So much so that when I did Chemistry at uni I got asked if I was cheating a few times in labs, until I explained.
It's actually really hard to get any experiment perfect the first time.
Even with a year's practice of measuring and mixing and titration and all the other skills you need, I'd still get low yields, or bad results occasionally. Better than everyone else, but still not perfect.
I also noticed that the more you do a particular process, the better results you will get. Just like practicing a solo on an instrument lots, or a particular pool shot, or cooking a particular meal. There's a level of learning and experience needed for each process, not all chemistry in general.
Either you publish the range of results, the average plus standard deviation or average plus standard deviation of a subset with the exclusion criteria and exclusion range. Picking a result is a lie, plain and simple, and messiness is not an excuse.

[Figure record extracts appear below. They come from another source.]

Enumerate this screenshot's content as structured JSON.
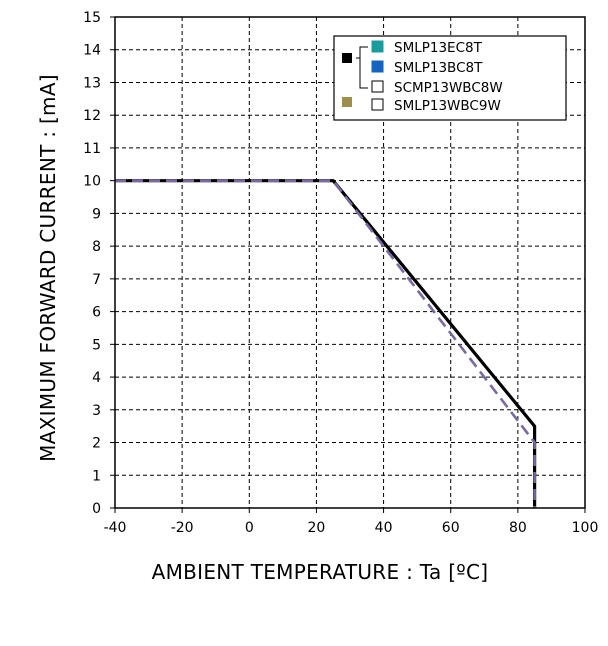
{
  "chart_data": {
    "type": "line",
    "xlabel": "AMBIENT TEMPERATURE : Ta [ºC]",
    "ylabel": "MAXIMUM FORWARD CURRENT : [mA]",
    "xlim": [
      -40,
      100
    ],
    "ylim": [
      0,
      15
    ],
    "x_ticks": [
      "-40",
      "-20",
      "0",
      "20",
      "40",
      "60",
      "80",
      "100"
    ],
    "y_ticks": [
      "0",
      "1",
      "2",
      "3",
      "4",
      "5",
      "6",
      "7",
      "8",
      "9",
      "10",
      "11",
      "12",
      "13",
      "14",
      "15"
    ],
    "grid": true,
    "legend_position": "top-right",
    "legend": [
      {
        "label": "SMLP13EC8T",
        "marker_color": "#1a9c9c"
      },
      {
        "label": "SMLP13BC8T",
        "marker_color": "#1565c0"
      },
      {
        "label": "SCMP13WBC8W",
        "marker_color": "#ffffff"
      },
      {
        "label": "SMLP13WBC9W",
        "marker_color": "#ffffff"
      }
    ],
    "group_markers": [
      {
        "color": "#000000"
      },
      {
        "color": "#9c8f4c"
      }
    ],
    "series": [
      {
        "style": "solid",
        "color": "#000000",
        "x": [
          -40,
          25,
          85,
          85
        ],
        "y": [
          10,
          10,
          2.5,
          0
        ]
      },
      {
        "style": "dashed",
        "color": "#7b68a6",
        "x": [
          -40,
          25,
          85,
          85
        ],
        "y": [
          10,
          10,
          2,
          0
        ]
      }
    ]
  }
}
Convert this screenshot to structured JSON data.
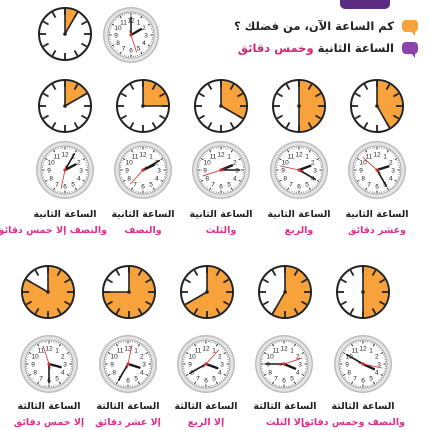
{
  "questions": {
    "question_text": "كم الساعة الآن، من فضلك ؟",
    "answer_prefix": "الساعة الثانية",
    "answer_highlight": "وخمس دقائق"
  },
  "colors": {
    "orange": "#f7a23b",
    "purple": "#8e44ad",
    "caption_pink": "#e0308a",
    "clock_rim": "#c9c9c9",
    "tab": "#5a2d82"
  },
  "row1_fractions": [
    0.083,
    0
  ],
  "row2_fractions": [
    0.167,
    0.25,
    0.333,
    0.5,
    0.417
  ],
  "row4_fractions": [
    0.833,
    0.75,
    0.667,
    0.583,
    0.5
  ],
  "row3_times": [
    {
      "h": 2,
      "m": 5
    },
    {
      "h": 2,
      "m": 10
    },
    {
      "h": 2,
      "m": 15
    },
    {
      "h": 2,
      "m": 20
    },
    {
      "h": 2,
      "m": 25
    }
  ],
  "row5_times": [
    {
      "h": 3,
      "m": 30
    },
    {
      "h": 3,
      "m": 35
    },
    {
      "h": 3,
      "m": 40
    },
    {
      "h": 3,
      "m": 45
    },
    {
      "h": 3,
      "m": 50
    }
  ],
  "captions_row1": [
    {
      "line1": "الساعة الثانية",
      "line2": "وعشر دقائق"
    },
    {
      "line1": "الساعة الثانية",
      "line2": "والربع"
    },
    {
      "line1": "الساعة الثانية",
      "line2": "والثلث"
    },
    {
      "line1": "الساعة الثانية",
      "line2": "والنصف"
    },
    {
      "line1": "الساعة الثانية",
      "line2": "والنصف إلا خمس دقائق"
    }
  ],
  "captions_row2": [
    {
      "line1": "الساعة الثالثة",
      "line2": "والنصف وخمس دقائق"
    },
    {
      "line1": "الساعة الثالثة",
      "line2": "إلا الثلث"
    },
    {
      "line1": "الساعة الثالثة",
      "line2": "إلا الربع"
    },
    {
      "line1": "الساعة الثالثة",
      "line2": "إلا عشر دقائق"
    },
    {
      "line1": "الساعة الثالثة",
      "line2": "إلا خمس دقائق"
    }
  ]
}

Truck passing by on the nearby road? Oops, my physics experiment got shaken, results look messy. Lab animal caught a cold? Oops, genetics experiment now has messy data. Atmosphere is turbulent and some shitty starlink satellite passed by at the wrong moment? Oops, my stellar spectra are messy now. Imperfection in my test ingot? Oops, now my tensile strength measurements have messy data because a few ripped too early...
It is the nature of experimental science to deal with messiness. And dealing with it means being honest about it. You write it like it happened, find the problems in the messy parts of your data, exclude that and explain the why and how. Hand-picked results and just omitting data you find inconvenient is not science, its fraud.
When I am allowed to just pick one result I can show you a perpetuum mobile, cold fusion, superhuman intelligence in mice and tons of other newsworthy things...
As an aside, I'm working at a QC chem lab now, with results that have a direct impact on revenue calculations for clients. Therefore the reports go to accountants, therefore error bars dont't exist. We recently had a case where we reported 41.7 when the client expected 42.0 on a method that's +/- 1.5... They insisted we remeasure because our result was "impossible" The repeat gave 42.1, and the client was happy to be charged twice
he's not going out of his way to reproduce papers, its just on the way of turning peanut butter into toothpaste, or something of the sorr
From the way you're talking, I'm going to guess you're an armchair commentator.
One person performing an unfamiliar experiment once is going to get lower yields and occasional failures.
Do you mean to suggest that "commercial work" in science takes shortcuts and ignores the essentials of the scientific method? Do you mean to suggest that commercial science or at least commercial chemistry writing science-like papers are all misrepresenting their results systematically? Do you think the standards for good scientific conduct do not apply to chemists or commercially working scientists? Because any of that would mean that "commercial work" in science is just fraud dressed up as science.
And yes of course an experienced experimenter will get better, easier, more consistent results, everyone knows that. The issue is not about that at all. The issue is about suppressing results and data that you don't like. Those maybe result from initial inexperience or bad luck, normal variations in measurements or whatever. You present all your data, with statistics, with an explanation, and if that explanation is "well, the initial 20 values are excluded from the reported average because of me being heavy-handed with the frobnicator" then that is fine. People can check your values, your reasoning and convince themselves that your reporting is right and your experiment works to the extend you reported. If you just say "the yield is 89%" without mentioning that all the other yields were worse, without mentioning any kind of variance, range, exclusions, you are lying. Those 89% were your single best yield, since they were best you were never able to reproduce that, so it might as well have been leftover product from improperly cleaning your glassware...
Are you really trying to convince me that all chemists are crooked like that? Or all commercial work in science is crooked?